Now, example of their stupidity. 

How to unblock them:
exclude that www part, you are done.

Enjoy.


----------



## jayantr7 (Dec 25, 2011)

That's why I use BSNL, the worst but in some ways the best ISP in India.

Reliance and Airtel are movie distributors, and they hate piracy, so they block file-sharing sites where users put up these stuffs. Wait for a few days, or try to open it in archive.org . Real Player browser bypasses the many restrictions of website banned tools, so try in it. Search for a few Anonymous browsing tools. OR 

* Open this in the URL bar : 205.196.120.6 (IP address of Mediafire)
* Open from Cache pages of Google

They can work, but not sure.


----------



## Tech.Masti (Dec 25, 2011)

Blocking website in India: Reliance Communications shows it is very easy - The Times of India

do proxy server make any help here???? just asking...... i use BSNL


----------



## Revolution (Dec 28, 2011)

Not only Reliace but also Aircel blocking too.
I'm using  Aircel and Reliace 2G net pack.
But,not gonna use Reliance anymore cos they capped speed too 5kBps.


----------



## prabhu.wali (Dec 28, 2011)

yes not only file sharing sites but also dailymotion


----------



## Zangetsu (Dec 28, 2011)

Gauravs90 said:


> Hi guys...
> 
> When i opened mediafire instead it opened a page which says that "This website is blocked". I'm using reliance gsm 2g network to acess internet.
> 
> ...



I also encountered such problem day before yesterday....but its working fine now.

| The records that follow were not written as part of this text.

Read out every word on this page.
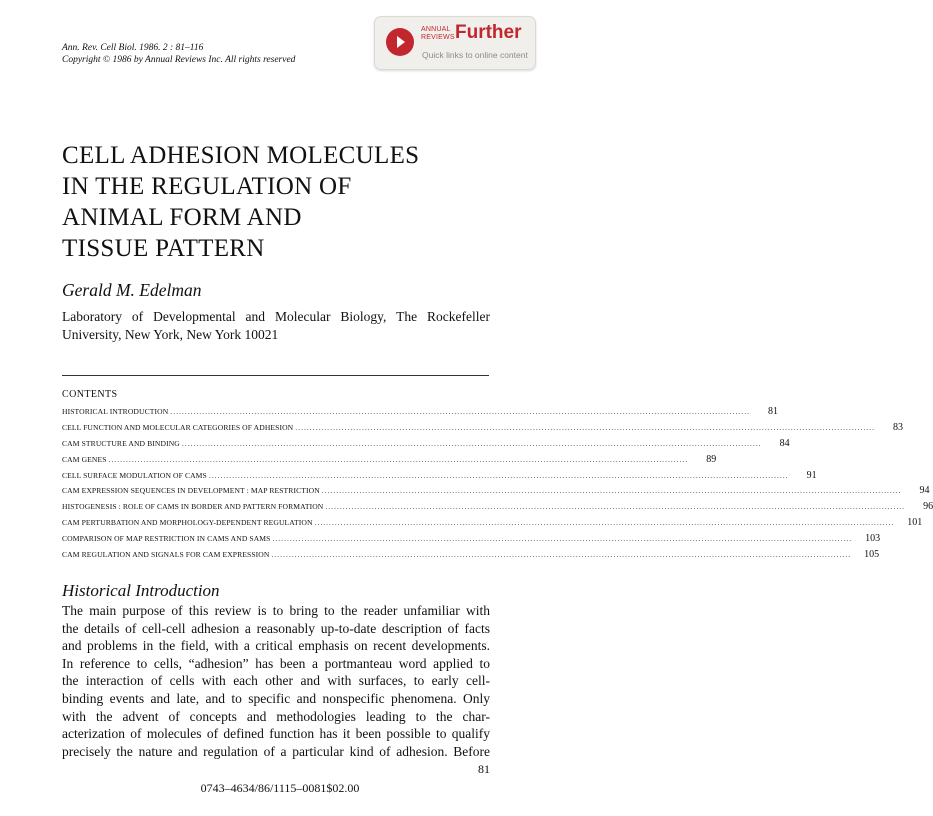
Ann. Rev. Cell Biol. 1986. 2 : 81–116
Copyright © 1986 by Annual Reviews Inc. All rights reserved
ANNUAL
REVIEWS Further
Quick links to online content
CELL ADHESION MOLECULES
IN THE REGULATION OF
ANIMAL FORM AND
TISSUE PATTERN
Gerald M. Edelman
Laboratory of Developmental and Molecular Biology, The Rockefeller University, New York, New York 10021
CONTENTS
HISTORICAL INTRODUCTION ........................................................................................................................................................................................................	81
CELL FUNCTION AND MOLECULAR CATEGORIES OF ADHESION ........................................................................................................................................................................................................	83
CAM STRUCTURE AND BINDING ........................................................................................................................................................................................................	84
CAM GENES ........................................................................................................................................................................................................	89
CELL SURFACE MODULATION OF CAMS ........................................................................................................................................................................................................	91
CAM EXPRESSION SEQUENCES IN DEVELOPMENT : MAP RESTRICTION ........................................................................................................................................................................................................	94
HISTOGENESIS : ROLE OF CAMS IN BORDER AND PATTERN FORMATION ........................................................................................................................................................................................................	96
CAM PERTURBATION AND MORPHOLOGY-DEPENDENT REGULATION ........................................................................................................................................................................................................	101
COMPARISON OF MAP RESTRICTION IN CAMS AND SAMS ........................................................................................................................................................................................................	103
CAM REGULATION AND SIGNALS FOR CAM EXPRESSION ........................................................................................................................................................................................................	105
Historical Introduction
The main purpose of this review is to bring to the reader unfamiliar with
the details of cell-cell adhesion a reasonably up-to-date description of facts
and problems in the field, with a critical emphasis on recent developments.
In reference to cells, “adhesion” has been a portmanteau word applied to
the interaction of cells with each other and with surfaces, to early cell-
binding events and late, and to specific and nonspecific phenomena. Only
with the advent of concepts and methodologies leading to the char-
acterization of molecules of defined function has it been possible to qualify
precisely the nature and regulation of a particular kind of adhesion. Before
81
0743–4634/86/1115–0081$02.00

try changing the DNS (in preferred DNS setting)...for DNS IP google...





d6bmg said:


> How to unblock them:
> exclude that www part, you are done.
> 
> Enjoy.



might not work


----------



## Tenida (Dec 28, 2011)

d6bmg said:


> Not only reliance, Airtel is also blocking many sites.
> 
> But they don't know most of the users know how to bypass their silly tricks.
> 
> ...


 I am 110% sure it will not work


----------



## rajeevk (Dec 28, 2011)

Tech.Masti said:


> do proxy server make any help here???? just asking...... i use BSNL



May be proxy servers can help in this.

When Ra.one released, someone uploaded movie on YouTube within few days. But Eros Int. deleted it soon. But blocking file sharing sites can't solve the problem. As most of the *WAP* sites also upload it in 3-4 days.


----------



## vaibhav23 (Dec 28, 2011)

^no it really works.Read it somewhere else also


----------



## abhidev (Dec 28, 2011)

had this problem with my ISP last week where youtube.com was being blocked somehow...


----------



## Gauravs90 (Dec 28, 2011)

changing DNS doesn't helps. I used opera turbo as proxy as suggested by thetechfreak for opening mediafire and it worked!!!!!!


----------